Türk ve Müslüman kalarak da Batılılaşmak mümkündür. Japonlar milli kimliklerini koruyarak çağdaşlaştılar. İşin aslında "Batılılaşma" diye reddettiğimiz evrensel kültür değerleri, evrensel hukuk, evrensel birey hakları, evrensel demokrasi, bilim, teknoloji, düşünce özgürlüğü kısaca çağdaşlık. Türk sağının kalemşörleri üç beş zihin çelen nokta bularak onun üstünde tepiniyorlar yıllardır.
Avusturya'da okullarda başörtüsü ile ilgili parlamentoda konuşma Yapan bağımsız milletvekili Martha, başörtüsünü takıp şöyle dedi:
"Siz başörtüsünden mi korkuyorsunuz. Yoksa Kuran'dan mı?.. Neden Yahudi kipası ile okullara girebilen öğrenicilere ses çıkarmıyorsunuz?.. Bakın ben de başörtüsünü takıyorum şu an ve taktım... Bakınız ben yine Martha'yım. Değişen ne oldu?.."
Avusturya'da bunlar olurken Afganistan'da kadın haklarını savunan gazeteci Mena Mangal sokak ortasında öldürüldü.
Cemal Kaşıkçı'yı Suudlar İstanbul Konsolosluğunun içinde özel bir ekip tarafından kestiler, cesedini yok ettiler.
İran'da kadınlar sokak ortasında kırbaçlanma cezasına çarptırılıyor hatta idam ediliyor.
Türk sağı 75 yıldır "Ceza yasasını İtalya'dan, medeni haklar yasasını İsviçre’den, ticaret yasasını Almanya'dan aldık" diye ellerindeki lümpen tokmaklarla davullar çaldılar... Elbette evrensel hukuk nerede gelişti ise oradan alınacaktır.
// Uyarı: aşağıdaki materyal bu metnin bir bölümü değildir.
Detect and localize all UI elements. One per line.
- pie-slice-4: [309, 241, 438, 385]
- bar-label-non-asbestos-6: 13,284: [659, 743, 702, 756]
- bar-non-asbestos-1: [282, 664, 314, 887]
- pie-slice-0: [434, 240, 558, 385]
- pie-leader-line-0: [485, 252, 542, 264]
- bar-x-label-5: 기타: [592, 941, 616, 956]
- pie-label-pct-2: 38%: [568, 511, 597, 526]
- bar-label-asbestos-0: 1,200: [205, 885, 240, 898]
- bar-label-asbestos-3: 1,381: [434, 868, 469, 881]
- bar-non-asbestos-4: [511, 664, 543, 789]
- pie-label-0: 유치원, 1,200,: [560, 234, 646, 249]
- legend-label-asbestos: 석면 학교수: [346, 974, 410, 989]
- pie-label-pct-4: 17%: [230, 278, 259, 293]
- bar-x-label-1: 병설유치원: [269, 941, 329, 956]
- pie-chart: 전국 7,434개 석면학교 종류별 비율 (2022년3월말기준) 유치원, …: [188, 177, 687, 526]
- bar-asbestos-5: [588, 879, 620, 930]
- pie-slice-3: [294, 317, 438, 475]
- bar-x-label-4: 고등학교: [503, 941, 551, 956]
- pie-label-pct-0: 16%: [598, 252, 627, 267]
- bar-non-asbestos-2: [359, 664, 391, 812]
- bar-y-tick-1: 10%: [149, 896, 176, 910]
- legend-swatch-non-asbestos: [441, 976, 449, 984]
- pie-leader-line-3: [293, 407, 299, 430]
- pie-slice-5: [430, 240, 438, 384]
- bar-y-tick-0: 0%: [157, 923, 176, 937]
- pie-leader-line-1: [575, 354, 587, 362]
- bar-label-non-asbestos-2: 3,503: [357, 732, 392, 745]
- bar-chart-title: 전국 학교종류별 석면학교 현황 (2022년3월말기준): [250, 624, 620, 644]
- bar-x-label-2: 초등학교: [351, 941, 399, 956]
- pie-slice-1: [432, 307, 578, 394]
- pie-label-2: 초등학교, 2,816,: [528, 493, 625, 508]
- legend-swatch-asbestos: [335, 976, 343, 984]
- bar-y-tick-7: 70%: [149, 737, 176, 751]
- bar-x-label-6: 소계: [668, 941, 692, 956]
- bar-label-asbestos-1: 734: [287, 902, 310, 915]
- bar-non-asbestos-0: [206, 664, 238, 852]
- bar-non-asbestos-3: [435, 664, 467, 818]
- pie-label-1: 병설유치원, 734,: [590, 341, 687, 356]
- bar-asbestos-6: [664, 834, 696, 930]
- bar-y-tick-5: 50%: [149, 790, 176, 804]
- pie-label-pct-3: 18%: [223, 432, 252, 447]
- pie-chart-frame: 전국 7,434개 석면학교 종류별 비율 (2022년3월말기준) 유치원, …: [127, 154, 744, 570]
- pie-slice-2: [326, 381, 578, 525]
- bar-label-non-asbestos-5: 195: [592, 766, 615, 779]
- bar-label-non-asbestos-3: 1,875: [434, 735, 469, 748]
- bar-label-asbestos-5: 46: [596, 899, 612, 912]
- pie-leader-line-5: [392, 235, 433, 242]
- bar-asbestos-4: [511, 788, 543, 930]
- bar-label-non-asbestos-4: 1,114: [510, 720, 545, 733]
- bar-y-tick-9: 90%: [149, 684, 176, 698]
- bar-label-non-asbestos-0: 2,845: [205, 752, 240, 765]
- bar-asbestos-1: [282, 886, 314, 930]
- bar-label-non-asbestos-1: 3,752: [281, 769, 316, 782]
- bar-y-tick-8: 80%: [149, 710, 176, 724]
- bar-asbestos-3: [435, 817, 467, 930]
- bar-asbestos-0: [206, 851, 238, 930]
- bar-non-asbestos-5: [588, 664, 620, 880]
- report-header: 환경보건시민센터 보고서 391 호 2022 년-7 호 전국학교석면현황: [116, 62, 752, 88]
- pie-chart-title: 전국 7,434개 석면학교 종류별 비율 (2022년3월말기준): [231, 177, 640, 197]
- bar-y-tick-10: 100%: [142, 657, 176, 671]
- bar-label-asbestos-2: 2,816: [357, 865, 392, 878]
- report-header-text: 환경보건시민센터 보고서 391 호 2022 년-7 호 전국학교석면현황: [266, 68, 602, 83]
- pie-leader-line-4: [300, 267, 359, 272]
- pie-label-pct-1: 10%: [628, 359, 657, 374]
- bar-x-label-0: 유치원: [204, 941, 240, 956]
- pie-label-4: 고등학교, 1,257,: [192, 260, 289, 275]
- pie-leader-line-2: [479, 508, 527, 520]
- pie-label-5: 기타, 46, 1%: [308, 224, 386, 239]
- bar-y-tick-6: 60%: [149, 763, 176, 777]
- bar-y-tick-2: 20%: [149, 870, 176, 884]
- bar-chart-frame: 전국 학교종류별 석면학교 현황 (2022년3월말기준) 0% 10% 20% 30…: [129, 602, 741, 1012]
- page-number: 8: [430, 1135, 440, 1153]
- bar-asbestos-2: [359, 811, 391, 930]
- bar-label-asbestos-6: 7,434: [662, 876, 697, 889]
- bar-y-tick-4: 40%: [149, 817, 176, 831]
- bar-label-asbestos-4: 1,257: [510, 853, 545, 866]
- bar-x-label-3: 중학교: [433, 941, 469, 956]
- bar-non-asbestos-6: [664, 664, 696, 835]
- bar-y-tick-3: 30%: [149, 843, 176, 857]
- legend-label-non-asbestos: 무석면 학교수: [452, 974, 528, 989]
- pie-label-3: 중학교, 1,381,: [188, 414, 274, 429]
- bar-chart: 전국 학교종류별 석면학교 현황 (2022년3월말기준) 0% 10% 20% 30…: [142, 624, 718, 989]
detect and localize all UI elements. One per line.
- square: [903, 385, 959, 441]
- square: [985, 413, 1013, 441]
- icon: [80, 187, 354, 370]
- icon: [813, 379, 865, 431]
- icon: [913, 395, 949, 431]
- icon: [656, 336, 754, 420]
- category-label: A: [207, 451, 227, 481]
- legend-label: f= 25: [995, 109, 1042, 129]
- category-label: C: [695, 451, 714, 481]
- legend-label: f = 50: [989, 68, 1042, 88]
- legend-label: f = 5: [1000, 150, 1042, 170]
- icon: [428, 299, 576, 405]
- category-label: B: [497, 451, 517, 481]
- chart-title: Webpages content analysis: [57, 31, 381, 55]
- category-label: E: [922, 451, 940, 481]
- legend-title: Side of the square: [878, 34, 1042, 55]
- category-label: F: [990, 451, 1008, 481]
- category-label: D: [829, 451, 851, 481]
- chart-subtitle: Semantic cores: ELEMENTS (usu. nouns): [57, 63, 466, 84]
Afganistan, İran, Suudi’den almaya var mısınız?
Öyle bir imkân olsaydı Türk sağının beynini yeniden formatlardım. Kafasında "bad sectör" olanları İran'a, Afganistan'a, Suud'a gönderirdim. Ama gel gör ki en yobaz Müslümanlar bile Batılılaşmayı gavurlaşma olarak görürken biti kanlananlar Almanya, Fransa, İngiltere’ye yerleşiyor; Mısır’a, İran’a, Arabistan’a gideni görmedik daha.